At his combined men’s and women’s Vetements AW19 show in Paris during Men’s Fashion Week, Gvasalia sent all sorts of quirk down his catwalk – some more sinister and political thank others – but the standout was a white hoodie bearing the words: It’s my birthday but all I got was this overpriced hoodie from Vetements.

Self-awareness is everything.

There were cutesy cartoon character tees in baby pink, pants dotted with croissants, camel motifs, weird extra-long hooded hoodies, upside-down anarchist symbols, neon pink catsuits, phone cases with stickers, even a shirt that claimed ‘Corporate magazines still suck – a lot!’.

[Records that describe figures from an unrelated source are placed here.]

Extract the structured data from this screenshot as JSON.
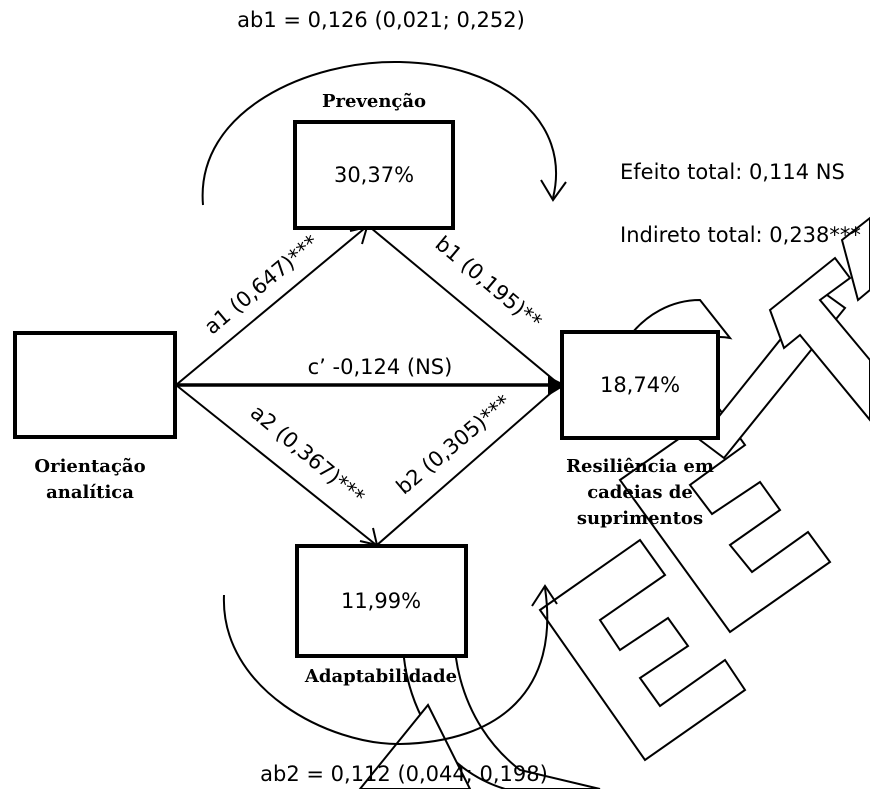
{
  "ab1": "ab1 = 0,126 (0,021; 0,252)",
  "ab2": "ab2 = 0,112 (0,044; 0,198)",
  "efeito_total": "Efeito total: 0,114 NS",
  "indireto_total": "Indireto total: 0,238***",
  "nodes": {
    "prevencao": {
      "title": "Prevenção",
      "value": "30,37%"
    },
    "adaptabilidade": {
      "title": "Adaptabilidade",
      "value": "11,99%"
    },
    "orientacao": {
      "title_line1": "Orientação",
      "title_line2": "analítica"
    },
    "resiliencia": {
      "title_line1": "Resiliência em",
      "title_line2": "cadeias de",
      "title_line3": "suprimentos",
      "value": "18,74%"
    }
  },
  "paths": {
    "a1": "a1 (0,647)***",
    "a2": "a2 (0,367)***",
    "b1": "b1 (0,195)**",
    "b2": "b2 (0,305)***",
    "c_prime": "c’ -0,124 (NS)"
  },
  "watermark": "ACCEPTED"
}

The Vetements phone case with faux stickers is an affordable touch-point for fans. (Credit: Instagram @vetements_official)

 

The hero logo intended to fill the dated DHL void is based on the font for INTERPOL. It was on shirts, windbreakers, even messenger bags.

But our favourite touch: the bottle-opener necklace teamed with iPhone neck-strap. If you’re going to drop a grand on a piece of ‘overpriced’ Vetements (Demna’s words, not ours), it might as well be useful. The Vetements AW19 collection will drop in August 2019.